Journal Entry for Capital Introduced
Capital is the amount of assets that owner invests into the company. It represents the amount of cash, machinery, equipment and other assets that the owner injects into the company. In the beginning, the owner needs to introduce the capital into the company and it will provide enough assets to operate the business.
In a private company, all the capital belongs to one owner or a group of owners. The owners invest cash or other assets in the company to operate the business. When the owner invests cash, it allows the company to use cash to pay for employees, suppliers, and other parties. When the owner invests other types of assets, the company will start to use and depreciate the fixed assets.
The company can raise capital by increasing the equity or liability. Equity is the capital that company receives from its owner in exchange for company ownership. The owner will risk their money when the company does not perform well. On the other hand, if the company generate good profit, the owner will receive benefit based on the ownership percentage.
If the company receives capital by raising debt, it will increase the liability on the balance sheet. The company is able to use cash from debt, and they have obligation to pay back to creditors. They have obligation to pay back even they are not making a good profit. The creditors will not face a huge risk if compare to share equity. On the other hand, when the company has good profit, they still pay the interest based on the agreed rate.
The cash that invests by a person can be treated as debt or equity depending on the term and condition of the fund. If the people are willing to face a high risk
Journal Entry for Capital Introduced
When the company introduces the capital, it will record increased assets. At the same time, it will increase share capital on balance sheet. The assets will depend on the type of investment made by the owner.
The journal entry is debiting assets and credit share capital.
Account | Debit | Credit |
Assets | XXXX | |
Capital | XXXX |
The transaction will increase the balance of the assets depending on the type of invested assets. The capital will increase on the balance sheet.
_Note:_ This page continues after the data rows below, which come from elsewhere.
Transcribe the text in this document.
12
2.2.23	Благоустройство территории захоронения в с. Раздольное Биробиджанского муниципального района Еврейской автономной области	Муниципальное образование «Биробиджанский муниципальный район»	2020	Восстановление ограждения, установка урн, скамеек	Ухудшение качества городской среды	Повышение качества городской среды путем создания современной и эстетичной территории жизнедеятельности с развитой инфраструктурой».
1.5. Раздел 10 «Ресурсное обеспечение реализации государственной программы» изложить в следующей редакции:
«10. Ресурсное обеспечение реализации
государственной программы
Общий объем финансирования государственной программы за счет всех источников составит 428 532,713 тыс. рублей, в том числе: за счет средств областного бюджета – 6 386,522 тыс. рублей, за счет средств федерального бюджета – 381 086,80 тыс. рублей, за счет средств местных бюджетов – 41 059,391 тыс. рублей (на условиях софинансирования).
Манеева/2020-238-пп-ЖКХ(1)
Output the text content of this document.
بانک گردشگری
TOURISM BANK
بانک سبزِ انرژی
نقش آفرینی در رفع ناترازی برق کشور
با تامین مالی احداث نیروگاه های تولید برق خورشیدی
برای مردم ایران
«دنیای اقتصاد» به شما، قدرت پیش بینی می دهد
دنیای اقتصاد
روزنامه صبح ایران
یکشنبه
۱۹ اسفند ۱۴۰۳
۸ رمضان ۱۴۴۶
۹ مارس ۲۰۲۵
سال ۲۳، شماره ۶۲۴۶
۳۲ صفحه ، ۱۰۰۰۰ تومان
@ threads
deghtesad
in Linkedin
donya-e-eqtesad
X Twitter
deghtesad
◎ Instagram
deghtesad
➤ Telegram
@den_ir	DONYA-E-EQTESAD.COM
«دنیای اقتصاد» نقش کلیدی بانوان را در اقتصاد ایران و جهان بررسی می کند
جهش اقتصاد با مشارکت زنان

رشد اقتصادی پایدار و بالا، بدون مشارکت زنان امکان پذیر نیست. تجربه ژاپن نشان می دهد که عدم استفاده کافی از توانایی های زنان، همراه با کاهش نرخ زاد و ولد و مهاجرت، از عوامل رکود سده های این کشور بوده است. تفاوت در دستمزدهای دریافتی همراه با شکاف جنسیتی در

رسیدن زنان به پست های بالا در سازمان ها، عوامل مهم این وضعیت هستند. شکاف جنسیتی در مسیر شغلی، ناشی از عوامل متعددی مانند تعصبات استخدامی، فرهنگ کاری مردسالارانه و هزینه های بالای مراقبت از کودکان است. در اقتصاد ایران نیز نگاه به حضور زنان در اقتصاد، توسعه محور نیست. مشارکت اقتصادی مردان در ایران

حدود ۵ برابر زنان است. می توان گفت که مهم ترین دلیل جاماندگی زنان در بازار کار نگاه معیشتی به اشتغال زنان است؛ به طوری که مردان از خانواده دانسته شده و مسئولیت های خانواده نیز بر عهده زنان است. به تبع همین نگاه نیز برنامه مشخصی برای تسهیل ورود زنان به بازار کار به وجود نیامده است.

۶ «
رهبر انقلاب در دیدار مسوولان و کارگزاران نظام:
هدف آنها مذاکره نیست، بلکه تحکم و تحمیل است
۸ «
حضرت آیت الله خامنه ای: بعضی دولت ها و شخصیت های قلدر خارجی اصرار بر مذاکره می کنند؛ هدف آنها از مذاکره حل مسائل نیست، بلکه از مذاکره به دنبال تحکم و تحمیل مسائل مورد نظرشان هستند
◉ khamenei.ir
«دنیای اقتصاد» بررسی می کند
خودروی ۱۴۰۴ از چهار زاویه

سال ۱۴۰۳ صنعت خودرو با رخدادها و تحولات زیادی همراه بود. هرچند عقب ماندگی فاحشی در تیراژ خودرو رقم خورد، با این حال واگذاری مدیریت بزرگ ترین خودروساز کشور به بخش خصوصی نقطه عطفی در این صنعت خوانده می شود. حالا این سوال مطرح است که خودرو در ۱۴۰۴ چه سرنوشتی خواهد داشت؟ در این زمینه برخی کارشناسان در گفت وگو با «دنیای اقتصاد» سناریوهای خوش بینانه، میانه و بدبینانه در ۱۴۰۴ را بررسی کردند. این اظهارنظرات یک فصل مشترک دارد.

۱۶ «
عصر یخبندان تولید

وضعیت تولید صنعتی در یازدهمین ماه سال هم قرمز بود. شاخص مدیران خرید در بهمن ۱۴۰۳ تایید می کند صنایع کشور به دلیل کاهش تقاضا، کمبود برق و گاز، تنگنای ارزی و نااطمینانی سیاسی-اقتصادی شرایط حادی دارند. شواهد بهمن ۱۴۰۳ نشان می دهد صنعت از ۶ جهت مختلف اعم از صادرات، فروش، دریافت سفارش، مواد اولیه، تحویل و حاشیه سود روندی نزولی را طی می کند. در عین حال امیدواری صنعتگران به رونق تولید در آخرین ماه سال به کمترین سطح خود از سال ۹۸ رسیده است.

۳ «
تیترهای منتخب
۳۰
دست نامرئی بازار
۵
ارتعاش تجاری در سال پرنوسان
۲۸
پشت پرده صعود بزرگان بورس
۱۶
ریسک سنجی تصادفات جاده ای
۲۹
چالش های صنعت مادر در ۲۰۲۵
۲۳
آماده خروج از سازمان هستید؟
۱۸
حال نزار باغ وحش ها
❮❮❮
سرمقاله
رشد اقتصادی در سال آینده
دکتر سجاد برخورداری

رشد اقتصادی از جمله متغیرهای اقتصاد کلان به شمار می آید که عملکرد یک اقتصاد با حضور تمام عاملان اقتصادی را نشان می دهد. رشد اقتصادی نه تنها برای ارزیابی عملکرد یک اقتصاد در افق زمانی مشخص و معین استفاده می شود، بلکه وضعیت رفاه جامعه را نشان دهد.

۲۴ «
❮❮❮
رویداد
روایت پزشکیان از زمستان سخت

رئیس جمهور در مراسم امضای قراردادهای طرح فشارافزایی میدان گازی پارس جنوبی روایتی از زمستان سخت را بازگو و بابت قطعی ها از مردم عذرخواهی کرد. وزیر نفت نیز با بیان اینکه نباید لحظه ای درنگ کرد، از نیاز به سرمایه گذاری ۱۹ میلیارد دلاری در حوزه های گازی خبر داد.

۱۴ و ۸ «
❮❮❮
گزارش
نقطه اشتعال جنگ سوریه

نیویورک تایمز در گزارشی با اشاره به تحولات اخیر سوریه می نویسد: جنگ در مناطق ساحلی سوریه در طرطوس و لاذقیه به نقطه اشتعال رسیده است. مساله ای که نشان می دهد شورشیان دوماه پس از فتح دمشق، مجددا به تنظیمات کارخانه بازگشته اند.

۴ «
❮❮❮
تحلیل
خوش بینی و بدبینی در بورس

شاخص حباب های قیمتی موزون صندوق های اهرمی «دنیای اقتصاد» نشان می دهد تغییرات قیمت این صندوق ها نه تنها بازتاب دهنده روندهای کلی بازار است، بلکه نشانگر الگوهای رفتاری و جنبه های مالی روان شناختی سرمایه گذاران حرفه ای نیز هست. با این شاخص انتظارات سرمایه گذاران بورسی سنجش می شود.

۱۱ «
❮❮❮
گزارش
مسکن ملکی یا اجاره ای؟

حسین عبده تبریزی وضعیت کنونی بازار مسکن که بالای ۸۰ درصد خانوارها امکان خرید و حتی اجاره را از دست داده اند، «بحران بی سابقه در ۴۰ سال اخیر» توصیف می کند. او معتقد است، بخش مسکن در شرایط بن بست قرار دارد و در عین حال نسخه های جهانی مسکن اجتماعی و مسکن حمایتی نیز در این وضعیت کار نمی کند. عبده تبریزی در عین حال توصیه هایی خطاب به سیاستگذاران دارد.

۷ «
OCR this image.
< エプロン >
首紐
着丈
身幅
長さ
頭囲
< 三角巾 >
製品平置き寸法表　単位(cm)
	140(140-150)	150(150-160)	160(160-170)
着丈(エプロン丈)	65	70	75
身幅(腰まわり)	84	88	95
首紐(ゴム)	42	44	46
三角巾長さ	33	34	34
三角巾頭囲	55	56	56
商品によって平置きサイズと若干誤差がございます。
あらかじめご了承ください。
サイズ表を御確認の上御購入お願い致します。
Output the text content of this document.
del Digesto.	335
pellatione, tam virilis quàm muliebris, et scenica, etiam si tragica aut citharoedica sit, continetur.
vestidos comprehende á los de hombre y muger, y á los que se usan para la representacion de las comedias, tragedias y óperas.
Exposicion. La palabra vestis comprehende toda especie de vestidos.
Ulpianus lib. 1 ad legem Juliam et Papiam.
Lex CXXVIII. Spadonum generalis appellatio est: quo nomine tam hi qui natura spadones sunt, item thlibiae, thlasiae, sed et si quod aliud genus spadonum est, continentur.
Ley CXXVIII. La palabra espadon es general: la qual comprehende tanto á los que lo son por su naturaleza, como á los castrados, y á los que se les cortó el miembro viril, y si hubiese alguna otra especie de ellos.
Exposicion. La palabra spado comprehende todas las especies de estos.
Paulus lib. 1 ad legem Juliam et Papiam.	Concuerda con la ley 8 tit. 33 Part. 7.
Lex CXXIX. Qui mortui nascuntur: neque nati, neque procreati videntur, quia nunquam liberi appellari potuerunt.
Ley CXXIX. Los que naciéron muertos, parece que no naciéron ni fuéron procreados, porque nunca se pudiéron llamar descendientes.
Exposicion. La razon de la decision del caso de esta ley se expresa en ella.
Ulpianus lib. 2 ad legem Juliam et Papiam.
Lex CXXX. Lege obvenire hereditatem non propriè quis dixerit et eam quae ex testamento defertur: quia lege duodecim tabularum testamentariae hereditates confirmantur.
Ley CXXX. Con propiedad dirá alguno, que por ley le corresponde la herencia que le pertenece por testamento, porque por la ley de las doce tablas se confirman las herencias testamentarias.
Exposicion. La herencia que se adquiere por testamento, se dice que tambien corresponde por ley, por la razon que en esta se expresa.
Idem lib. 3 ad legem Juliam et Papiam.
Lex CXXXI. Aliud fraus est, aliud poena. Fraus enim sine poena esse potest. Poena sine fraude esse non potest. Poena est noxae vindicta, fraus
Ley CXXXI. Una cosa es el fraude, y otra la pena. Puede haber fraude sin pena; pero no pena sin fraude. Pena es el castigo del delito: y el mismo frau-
Journal Entry for Capital Introduced Example
Mr. A start-up a business on 01 August. In the beginning, he invest cash at bank $ 100,000 and a building worth $ 200,000 based on the valuation. Please prepare a journal entry for the capital introduce.
It is the capital introduce that company needs to make before operating. The company needs cash to pay for any other expenses.
The journal entry is debiting cash at the bank $ 100,000, building $ 200,000, and credit capital $ 300,000.
Account | Debit | Credit |
Cash at Bank | 100,000 | |
Building | 200,000 | |
Capital | 300,000 |
The transaction will increase the capital which is the equity on balance sheet. Cash and Building will increase as well.
The company needs to start to use the building and start depreciating it. Moreover, ABC also is able to use the cash to start the business. They will not be able to pay the cash when there is no cash in the bank.